Starting at the end of the month, the Centers for Medicare & Medicaid Services will apply its new risk adjustment methodology to all patient outcomes on the outcome-based quality improvement (OBQI) report, said CMS' Debbie Turkay in the June 25 Open Door Forum for home care providers. All 41 measures will be risk adjusted, Turkay noted. The new adjustment will show up on Home Health Compare when it refreshes its data Sept. 18, she added.

The tentative timeline for the significantly revamped OASIS-C assessment tool shows testing of the new OASIS items and public notice of the new form taking place in 2009, CMS' Turkay said in the June 25 forum.

If that takes place as expected, the new form could take effect as early as January 2010, she said in response to a question from the Visiting Nurse Associations of America's Bob Wardwell.

Another round of prospective payment system refinement corrections has resulted in yet one more update to the Home Health PPS Pricer.

CMS has updated the pricer "with a required logic fix and corrected revenue code rate factor," CMS explains in a notice to providers. You can download the new pricer online at http://www.cms.hhs.gov/PCPricer/05_HH.asp.

A new screening tool is available to detect the very early cognitive and functional impairments of dementia, according to a article in the July issue of Neuropsychology.

Measuring everyday activities can help to "understand and predict daily function and improve patient care," the authors conclude. This "new, carefully validated questionnaire called Everyday Cognition (ECog), when filled out by someone who knows an older adult well, can sensitively evaluate the performance of everyday activities that reflect basic mental functioning," reports the American Psychological Association.

The article is available at www.apa.org/journals/releases/neu224531.pdf.
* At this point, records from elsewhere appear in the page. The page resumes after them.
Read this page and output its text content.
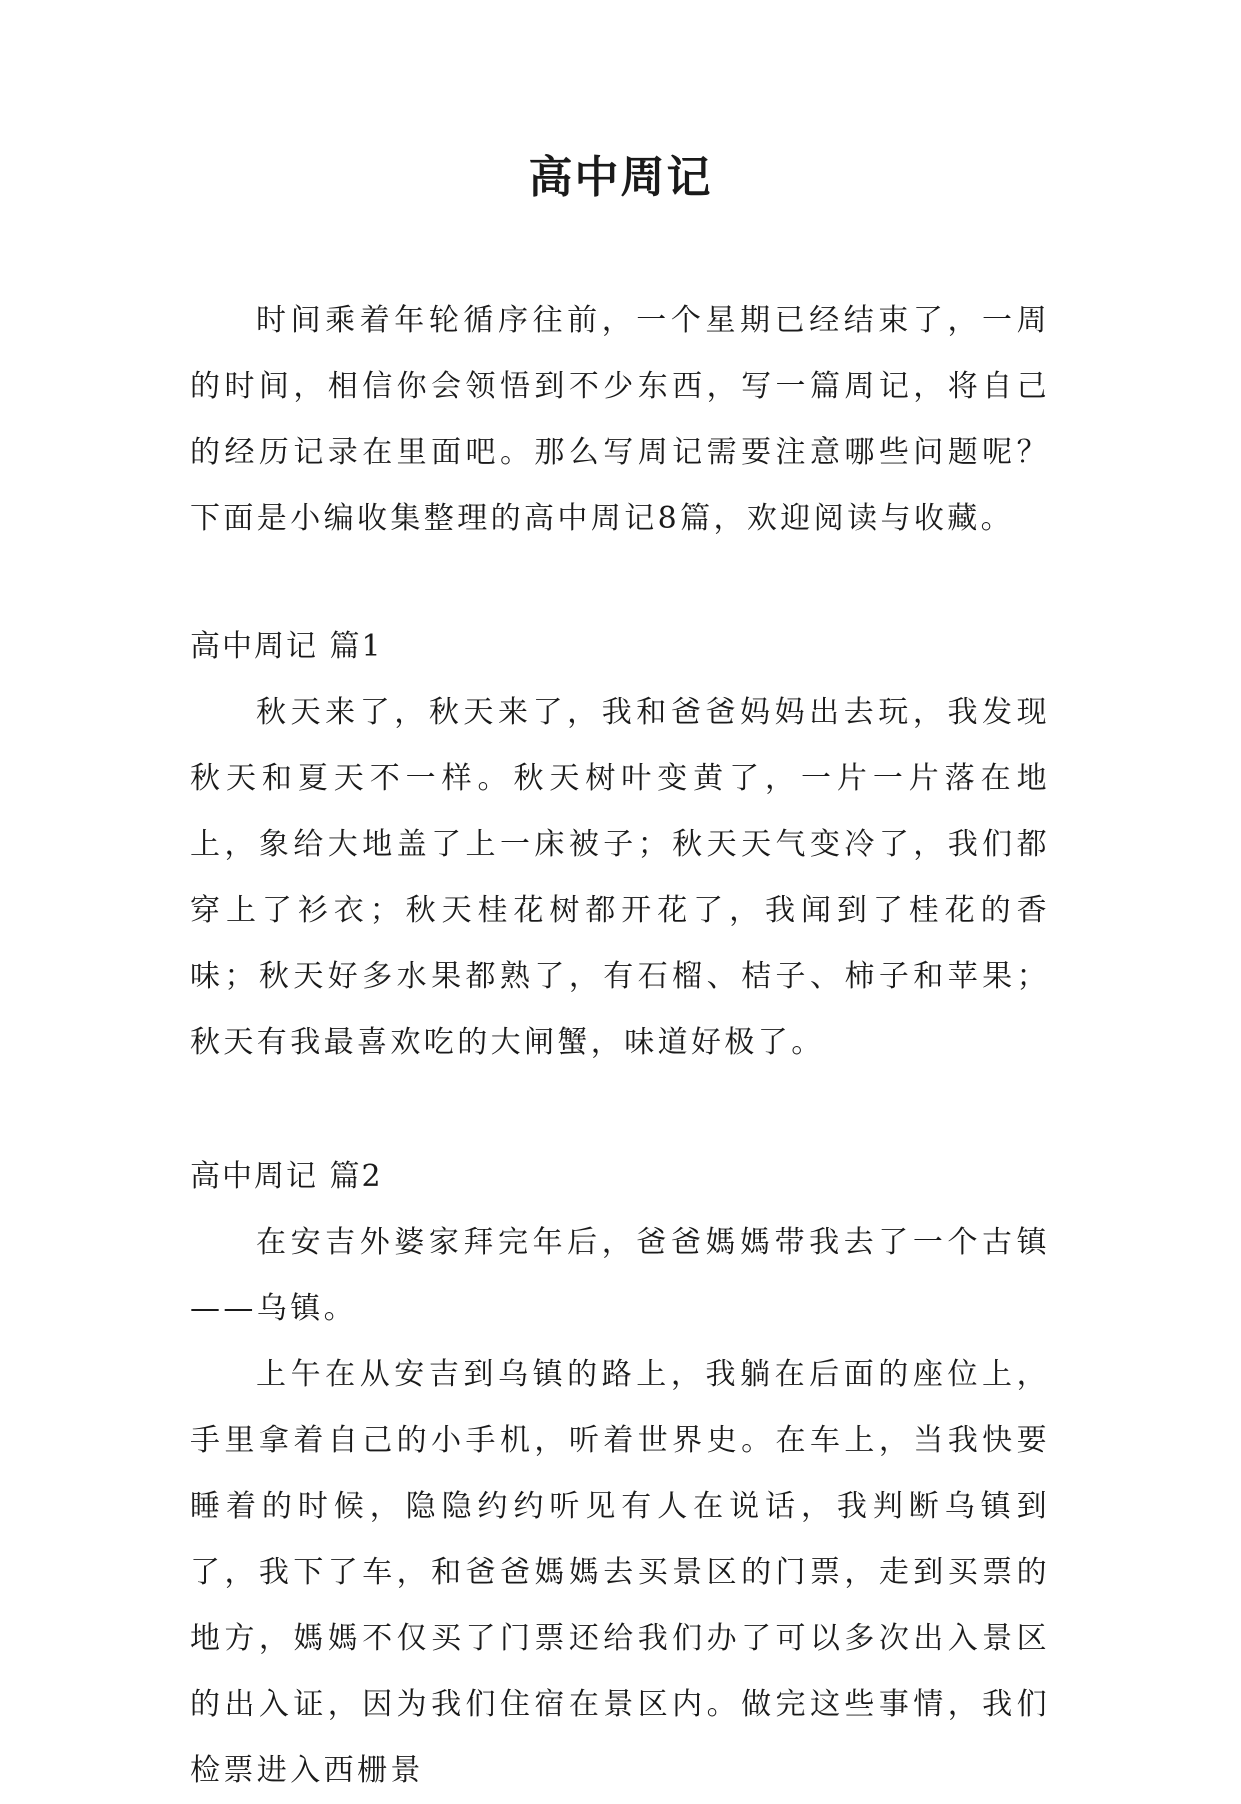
高中周记

时间乘着年轮循序往前，一个星期已经结束了，一周的时间，相信你会领悟到不少东西，写一篇周记，将自己的经历记录在里面吧。那么写周记需要注意哪些问题呢？下面是小编收集整理的高中周记8篇，欢迎阅读与收藏。

高中周记 篇1

秋天来了，秋天来了，我和爸爸妈妈出去玩，我发现秋天和夏天不一样。秋天树叶变黄了，一片一片落在地上，象给大地盖了上一床被子；秋天天气变冷了，我们都穿上了衫衣；秋天桂花树都开花了，我闻到了桂花的香味；秋天好多水果都熟了，有石榴、桔子、柿子和苹果；秋天有我最喜欢吃的大闸蟹，味道好极了。

高中周记 篇2

在安吉外婆家拜完年后，爸爸媽媽带我去了一个古镇——乌镇。

上午在从安吉到乌镇的路上，我躺在后面的座位上，手里拿着自己的小手机，听着世界史。在车上，当我快要睡着的时候，隐隐约约听见有人在说话，我判断乌镇到了，我下了车，和爸爸媽媽去买景区的门票，走到买票的地方，媽媽不仅买了门票还给我们办了可以多次出入景区的出入证，因为我们住宿在景区内。做完这些事情，我们检票进入西栅景
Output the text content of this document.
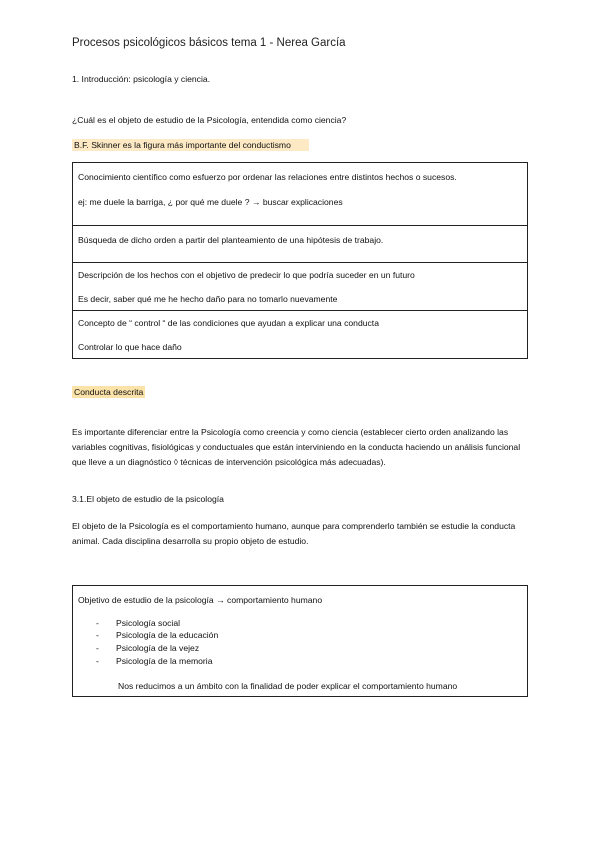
Procesos psicológicos básicos tema 1 - Nerea García
1. Introducción: psicología y ciencia.
¿Cuál es el objeto de estudio de la Psicología, entendida como ciencia?
B.F. Skinner es la figura más importante del conductismo
Conocimiento científico como esfuerzo por ordenar las relaciones entre distintos hechos o sucesos.
ej: me duele la barriga, ¿ por qué me duele ? → buscar explicaciones
Búsqueda de dicho orden a partir del planteamiento de una hipótesis de trabajo.
Descripción de los hechos con el objetivo de predecir lo que podría suceder en un futuro
Es decir, saber qué me he hecho daño para no tomarlo nuevamente
Concepto de “ control “ de las condiciones que ayudan a explicar una conducta
Controlar lo que hace daño
Conducta descrita
Es importante diferenciar entre la Psicología como creencia y como ciencia (establecer cierto orden analizando las variables cognitivas, fisiológicas y conductuales que están interviniendo en la conducta haciendo un análisis funcional que lleve a un diagnóstico ◊ técnicas de intervención psicológica más adecuadas).
3.1.El objeto de estudio de la psicología
El objeto de la Psicología es el comportamiento humano, aunque para comprenderlo también se estudie la conducta animal. Cada disciplina desarrolla su propio objeto de estudio.
Objetivo de estudio de la psicología → comportamiento humano
- Psicología social
- Psicología de la educación
- Psicología de la vejez
- Psicología de la memoria
Nos reducimos a un ámbito con la finalidad de poder explicar el comportamiento humano
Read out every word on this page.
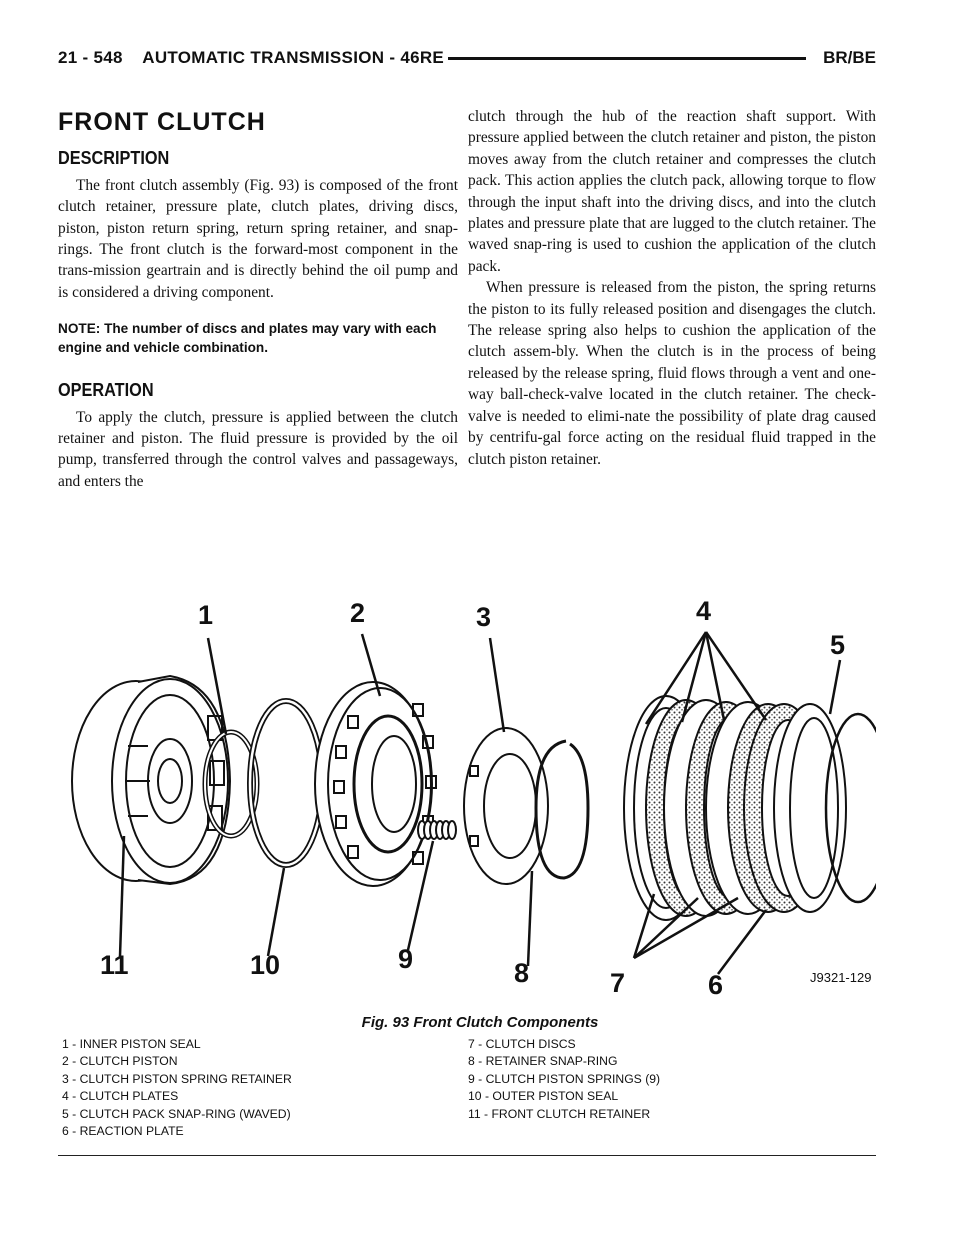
21 - 548    AUTOMATIC TRANSMISSION - 46RE	BR/BE
FRONT CLUTCH
DESCRIPTION

The front clutch assembly (Fig. 93) is composed of the front clutch retainer, pressure plate, clutch plates, driving discs, piston, piston return spring, return spring retainer, and snap-rings. The front clutch is the forward-most component in the trans-mission geartrain and is directly behind the oil pump and is considered a driving component.

NOTE: The number of discs and plates may vary with each engine and vehicle combination.

OPERATION

To apply the clutch, pressure is applied between the clutch retainer and piston. The fluid pressure is provided by the oil pump, transferred through the control valves and passageways, and enters the

clutch through the hub of the reaction shaft support. With pressure applied between the clutch retainer and piston, the piston moves away from the clutch retainer and compresses the clutch pack. This action applies the clutch pack, allowing torque to flow through the input shaft into the driving discs, and into the clutch plates and pressure plate that are lugged to the clutch retainer. The waved snap-ring is used to cushion the application of the clutch pack.

When pressure is released from the piston, the spring returns the piston to its fully released position and disengages the clutch. The release spring also helps to cushion the application of the clutch assem-bly. When the clutch is in the process of being released by the release spring, fluid flows through a vent and one-way ball-check-valve located in the clutch retainer. The check-valve is needed to elimi-nate the possibility of plate drag caused by centrifu-gal force acting on the residual fluid trapped in the clutch piston retainer.

1	2	3	4
5
6
7
8
9
10
11	J9321-129
Fig. 93 Front Clutch Components
1 - INNER PISTON SEAL
2 - CLUTCH PISTON
3 - CLUTCH PISTON SPRING RETAINER
4 - CLUTCH PLATES
5 - CLUTCH PACK SNAP-RING (WAVED)
6 - REACTION PLATE
7 - CLUTCH DISCS
8 - RETAINER SNAP-RING
9 - CLUTCH PISTON SPRINGS (9)
10 - OUTER PISTON SEAL
11 - FRONT CLUTCH RETAINER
Based on record-high gas prices, the Internal Revenue Service has raised its standard mileage rate to 58.5 cents per mile for the rest of 2008. That's up from the former 50.5 cents. The new rate took effect July 1. The IRS rate announcement is at http://www.irs.gov/pub/irs-drop/a-08-63.pdf.

A bill leaving Medicare home health agency and hospice payment rates intact was enacted July 15. The Senate on July 9 voted 69-30 to approve the legislation, with 18 Republi-cans ultimately voting for the measure.

President Bush on July 15 vetoed the bill as promised due to the significant Medicare Advantage cuts included. The House and Senate quickly voted to override the veto, en-acting HR 6331 into law.

Hearing loss is about twice as common in adults with diabetes compared to those who do not have the disease, says a new study funded by the National Institutes of Health.

"Hearing loss may be an under-recognized complication of diabetes," senior author Catherine Cowie of the National Institute of Diabetes and Digestive and Kidney Diseases says in a release.